На эту роль не годились ни Онегин, ни Печорин, ни другие франты. Они и новизной идей умели блистать, как новизной костюма, новых духов и прочее. Заехав в глушь, Онегин поражал всех тем, что к дамам «к ручке не подходит, стаканами, а не рюмками пил красное кино», говорил просто: «Да и нет» вместо «да-с и нет-с». Он морщится от «брусничной воды», в разочаровании бранит луну «глупой» – и небосклон тоже. Он привез на гривенник нового и, вмешавшись «умно»-, а не как Чацкий «глупо», в любовь Ленского и Ольги и убив Ленского, увез с собой не «мильон», а на «гривенник» же и терзаний! <…>

Живучесть роли Чацкого состоит не в новизне неизвестных идей, блестящих гипотез, горячих и дерзких утопий или даже истин en herbe [10]: у него нет отвлеченностей. Провозвестники новой зари, или фанатики, или просто вестовщики – все эти передовые курьеры неизвестного будущего являются и – по естественному ходу общественного развития – должны являться, но их роли и физиономии до бесконечности разнообразны.

Роль и физиономия Чацких неизменна. Чацкий больше всего обличитель лжи и всего, что отжило, что заглушает новую жизнь, «жизнь свободную». Он знает, за что он воюет и что должна принести ему эта жизнь.
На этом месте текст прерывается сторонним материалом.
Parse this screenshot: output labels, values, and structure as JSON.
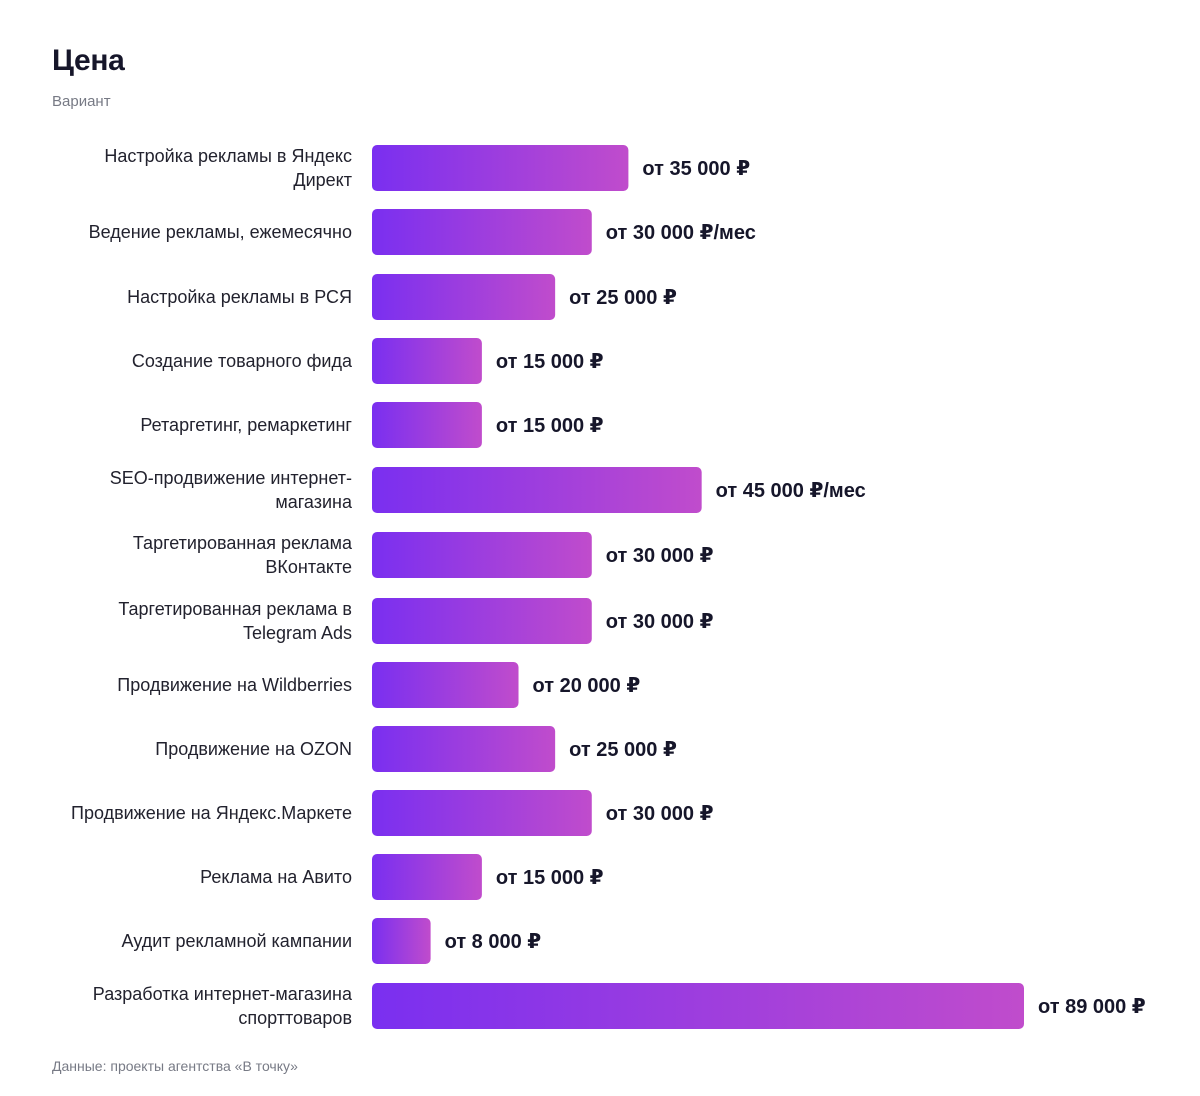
{
  "chart_data": {
    "type": "bar",
    "orientation": "horizontal",
    "title": "Цена",
    "subtitle": "Вариант",
    "source": "Данные: проекты агентства «В точку»",
    "categories": [
      "Настройка рекламы в Яндекс Директ",
      "Ведение рекламы, ежемесячно",
      "Настройка рекламы в РСЯ",
      "Создание товарного фида",
      "Ретаргетинг, ремаркетинг",
      "SEO-продвижение интернет-магазина",
      "Таргетированная реклама ВКонтакте",
      "Таргетированная реклама в Telegram Ads",
      "Продвижение на Wildberries",
      "Продвижение на OZON",
      "Продвижение на Яндекс.Маркете",
      "Реклама на Авито",
      "Аудит рекламной кампании",
      "Разработка интернет-магазина спорттоваров"
    ],
    "values": [
      35000,
      30000,
      25000,
      15000,
      15000,
      45000,
      30000,
      30000,
      20000,
      25000,
      30000,
      15000,
      8000,
      89000
    ],
    "value_labels": [
      "от 35 000 ₽",
      "от 30 000 ₽/мес",
      "от 25 000 ₽",
      "от 15 000 ₽",
      "от 15 000 ₽",
      "от 45 000 ₽/мес",
      "от 30 000 ₽",
      "от 30 000 ₽",
      "от 20 000 ₽",
      "от 25 000 ₽",
      "от 30 000 ₽",
      "от 15 000 ₽",
      "от 8 000 ₽",
      "от 89 000 ₽"
    ],
    "xlim": [
      0,
      89000
    ],
    "grid": false,
    "legend": "none",
    "colors": {
      "bar_start": "#7a2ff0",
      "bar_end": "#c04ccc"
    }
  }
}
Он не теряет земли из-под ног и не верит в призрак, пока он не облекся в плоть и кровь, не осмыслился разумом, правдой, – словом, не очеловечился.

Перед увлечением неизвестным идеалом, перед обольщением мечты, он трезво остановится, как остановился перед бессмысленным отрицанием «законов, совести и веры» в болтовне Репетилова, и скажет свое:

Послушай, ври, да знай же меру!

Он очень положителен в своих требованиях и заявляет их в готовой программе, выработанной не им, а уже начатым веком. Он не гонит с юношескою запальчивостью со сцены всего, что уцелело, что, по законам разума и справедливости, как по естественным законам в природе физической, осталось доживать свой срок, что может и должно быть терпимо. Он требует места и свободы своему веку: просит дела, но не хочет прислуживаться и клеймит позором низкопоклонство и шутовство. Он требует «службы делу, а не лицам», не смешивает «веселья или дурачества с делом», как Молчалин, – он тяготится среди пустой, праздной толпы «мучителей, предателей, зловещих старух, вздорных стариков», отказываясь преклоняться перед их авторитетом дряхлости, чинолюбия и прочего. Его возмущают безобразные проявления крепостного права, безумная роскошь и отвратительные нравы «разливанья в пирах и мотовстве^ – явления умственной и нравственной слепоты и растления.

вернуться

6

первых любовников (фр.)

вернуться

7

в высшем свете (англ.)

вернуться

8

хорошего тона (фр.)

вернуться

9

фатовство (фр.)

вернуться

10

в зародыше (фр.)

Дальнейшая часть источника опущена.